A new study from the Ponemon Institute–sponsored by Symantec–reveals that the average cost of a data breach increased by seven percent to $7.2 million in 2010–with the most expensive data breach jumping 15 percent over the previous high to a whopping $35.3 million. One thing is very clear: losing sensitive data is an expensive proposition.
One of the driving forces raising the cost of exposing sensitive data is the growing patchwork of laws and regulations governing data protection and date breach disclosure. The Data Breach and Encryption Handbook–published by the American Bar Association–has over 300 pages dedicated to deciphering data breach laws around the globe. One appendix has 10 pages devoted to data breach laws and disclosure requirements just in the United States.
According to the Ponemon study, the average data breach cost per individual compromised record is $214. With that figure in mind, consider data breach incidents from just this week–like the Alaska Department of Education losing 89,000 records on a stolen hard drive, or the University of South Carolina data breach incident exposing 31,000 records on the Internet.
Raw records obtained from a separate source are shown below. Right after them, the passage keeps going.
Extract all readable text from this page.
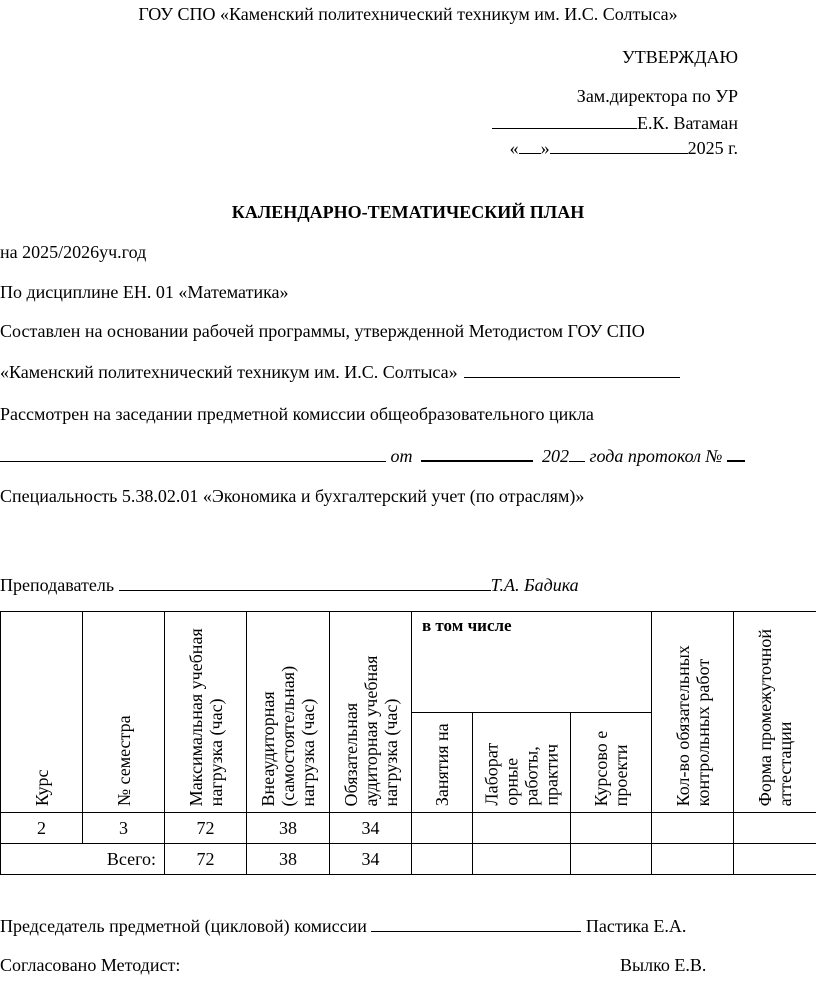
ГОУ СПО «Каменский политехнический техникум им. И.С. Солтыса»
УТВЕРЖДАЮ
Зам.директора по УР
Е.К. Ватаман
« »	2025 г.
КАЛЕНДАРНО-ТЕМАТИЧЕСКИЙ ПЛАН
на 2025/2026уч.год
По дисциплине ЕН. 01 «Математика»
Составлен на основании рабочей программы, утвержденной Методистом ГОУ СПО
«Каменский политехнический техникум им. И.С. Солтыса»
Рассмотрен на заседании предметной комиссии общеобразовательного цикла
от	202 года протокол №
Специальность 5.38.02.01 «Экономика и бухгалтерский учет (по отраслям)»
Преподаватель	Т.А. Бадика
Курс	№ семестра	Максимальная учебная нагрузка (час)	Внеаудиторная (самостоятельная) нагрузка (час)	Обязательная аудиторная учебная нагрузка (час)	в том числе			Кол-во обязательных контрольных работ	Форма промежуточной аттестации

					Занятия на	Лаборат орные работы, практич	Курсово е проекти		

2	3	72	38	34					
Всего:		72	38	34					
Председатель предметной (цикловой) комиссии	Пастика Е.А.
Согласовано Методист:	Вылко Е.В.
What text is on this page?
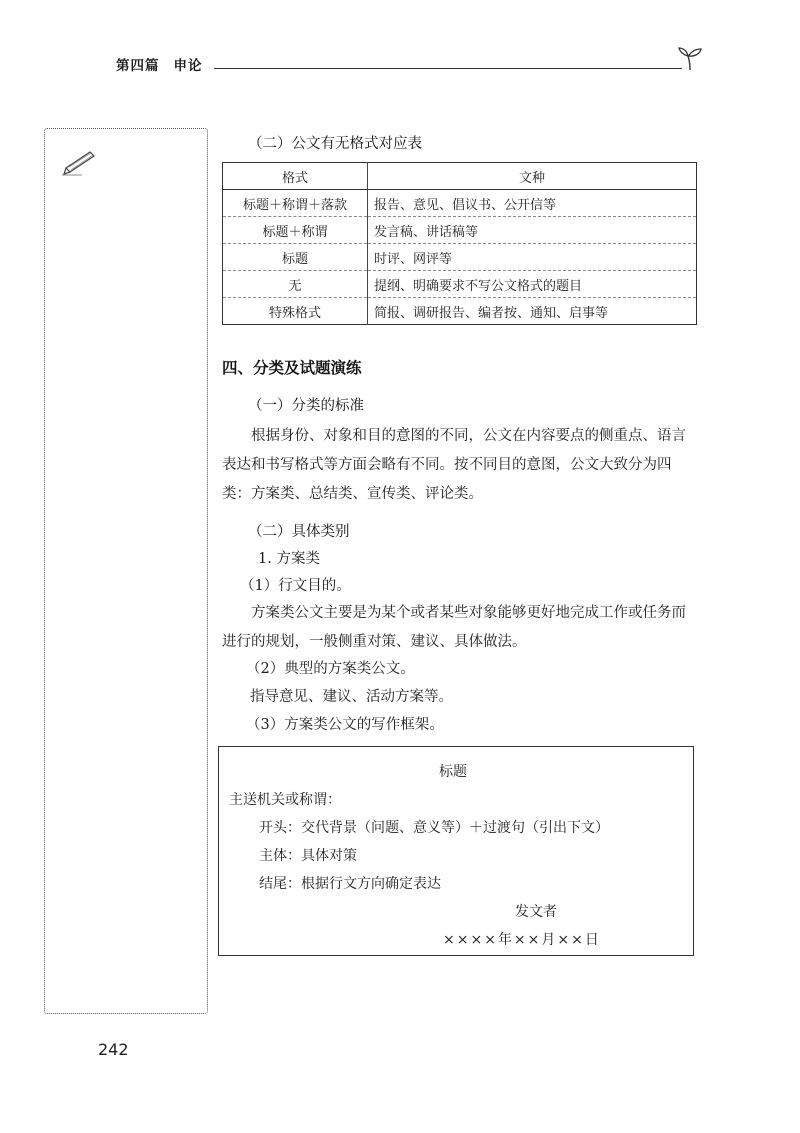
第四篇 申论
（二）公文有无格式对应表
格式	文种
标题＋称谓＋落款	报告、意见、倡议书、公开信等
标题＋称谓	发言稿、讲话稿等
标题	时评、网评等
无	提纲、明确要求不写公文格式的题目
特殊格式	简报、调研报告、编者按、通知、启事等
四、分类及试题演练
（一）分类的标准
根据身份、对象和目的意图的不同，公文在内容要点的侧重点、语言表达和书写格式等方面会略有不同。按不同目的意图，公文大致分为四类：方案类、总结类、宣传类、评论类。
（二）具体类别
1. 方案类
（1）行文目的。
方案类公文主要是为某个或者某些对象能够更好地完成工作或任务而进行的规划，一般侧重对策、建议、具体做法。
（2）典型的方案类公文。
指导意见、建议、活动方案等。
（3）方案类公文的写作框架。
标题
主送机关或称谓：
开头：交代背景（问题、意义等）＋过渡句（引出下文）
主体：具体对策
结尾：根据行文方向确定表达
发文者
××××年××月××日
242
Quick math based on the Ponemon study suggests that the Alaska Department of Education may have just learned a $19 million lesson in data protection, and the University of South Carolina could be set back more than $6 million.
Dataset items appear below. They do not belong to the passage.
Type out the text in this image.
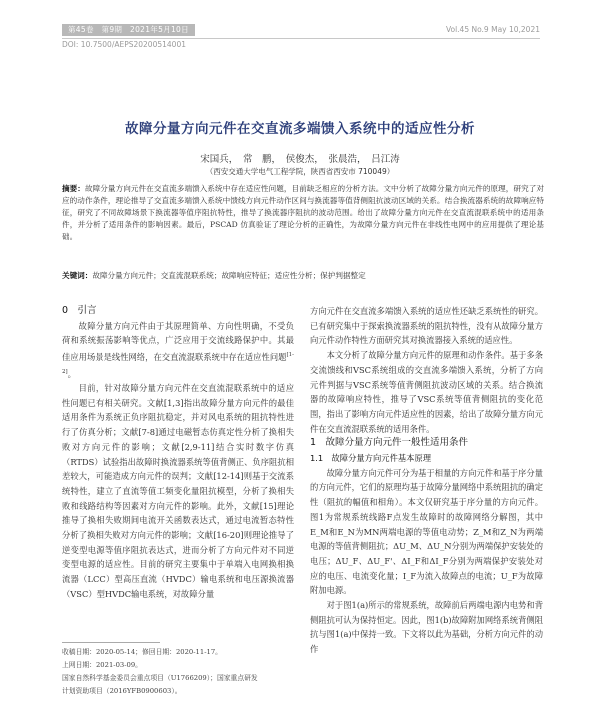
第45卷　第9期　2021年5月10日	Vol.45 No.9 May 10,2021
DOI: 10.7500/AEPS20200514001
故障分量方向元件在交直流多端馈入系统中的适应性分析
宋国兵，　常　鹏，　侯俊杰，　张晨浩，　吕江涛
（西安交通大学电气工程学院，陕西省西安市 710049）
摘要：故障分量方向元件在交直流多端馈入系统中存在适应性问题，目前缺乏相应的分析方法。文中分析了故障分量方向元件的原理，研究了对应的动作条件，理论推导了交直流多端馈入系统中馈线方向元件动作区间与换流器等值背侧阻抗波动区域的关系。结合换流器系统的故障响应特征，研究了不同故障场景下换流器等值序阻抗特性，推导了换流器序阻抗的波动范围。给出了故障分量方向元件在交直流混联系统中的适用条件，并分析了适用条件的影响因素。最后，PSCAD 仿真验证了理论分析的正确性，为故障分量方向元件在非线性电网中的应用提供了理论基础。
关键词：故障分量方向元件；交直流混联系统；故障响应特征；适应性分析；保护判据整定

0　引言

故障分量方向元件由于其原理简单、方向性明确，不受负荷和系统振荡影响等优点，广泛应用于交流线路保护中。其最佳应用场景是线性网络，在交直流混联系统中存在适应性问题[1-2]。

目前，针对故障分量方向元件在交直流混联系统中的适应性问题已有相关研究。文献[1,3]指出故障分量方向元件的最佳适用条件为系统正负序阻抗稳定，并对风电系统的阻抗特性进行了仿真分析；文献[7-8]通过电磁暂态仿真定性分析了换相失败对方向元件的影响；文献[2,9-11]结合实时数字仿真（RTDS）试验指出故障时换流器系统等值背侧正、负序阻抗相差较大，可能造成方向元件的误判；文献[12-14]则基于交流系统特性，建立了直流等值工频变化量阻抗模型，分析了换相失败和线路结构等因素对方向元件的影响。此外，文献[15]理论推导了换相失败期间电流开关函数表达式，通过电流暂态特性分析了换相失败对方向元件的影响；文献[16-20]则理论推导了逆变型电源等值序阻抗表达式，进而分析了方向元件对不同逆变型电源的适应性。目前的研究主要集中于单端入电网换相换流器（LCC）型高压直流（HVDC）输电系统和电压源换流器（VSC）型HVDC输电系统，对故障分量

收稿日期：2020-05-14；修回日期：2020-11-17。
上网日期：2021-03-09。
国家自然科学基金委员会重点项目（U1766209）；国家重点研发
计划资助项目（2016YFB0900603）。

方向元件在交直流多端馈入系统的适应性还缺乏系统性的研究。已有研究集中于探索换流器系统的阻抗特性，没有从故障分量方向元件动作特性方面研究其对换流器接入系统的适应性。

本文分析了故障分量方向元件的原理和动作条件。基于多条交流馈线和VSC系统组成的交直流多端馈入系统，分析了方向元件判据与VSC系统等值背侧阻抗波动区域的关系。结合换流器的故障响应特性，推导了VSC系统等值背侧阻抗的变化范围，指出了影响方向元件适应性的因素，给出了故障分量方向元件在交直流混联系统的适用条件。

1　故障分量方向元件一般性适用条件

1.1　故障分量方向元件基本原理

故障分量方向元件可分为基于相量的方向元件和基于序分量的方向元件，它们的原理均基于故障分量网络中系统阻抗的确定性（阻抗的幅值和相角）。本文仅研究基于序分量的方向元件。图1为常规系统线路F点发生故障时的故障网络分解图，其中E_M和E_N为MN两端电源的等值电动势；Z_M和Z_N为两端电源的等值背侧阻抗；ΔU_M、ΔU_N分别为两端保护安装处的电压；ΔU_F、ΔU_F'、ΔI_F和ΔI_F分别为两端保护安装处对应的电压、电流变化量；I_F为流入故障点的电流；U_F为故障附加电源。

对于图1(a)所示的常规系统，故障前后两端电源内电势和背侧阻抗可认为保持恒定。因此，图1(b)故障附加网络系统背侧阻抗与图1(a)中保持一致。下文将以此为基础，分析方向元件的动作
Another compelling finding of the Ponemon study is that negligence is the leading cause of data breaches–responsible for 41 percent of the data breach incidents in the study. Organizations need to have security policies in place that define how sensitive information should be handled. More importantly, though, organizations need to invest in tools that can help enforce those policies by automating the encryption of data, and detecting and blocking potential compromise of sensitive data.
Implementing data encryption and data loss prevention (DLP) tools costs money. No matter how expensive data protection might be, though, I can virtually guarantee that it costs less than not protecting the data. Does your IT department have a spare $7.2 million in the budget to take that gamble?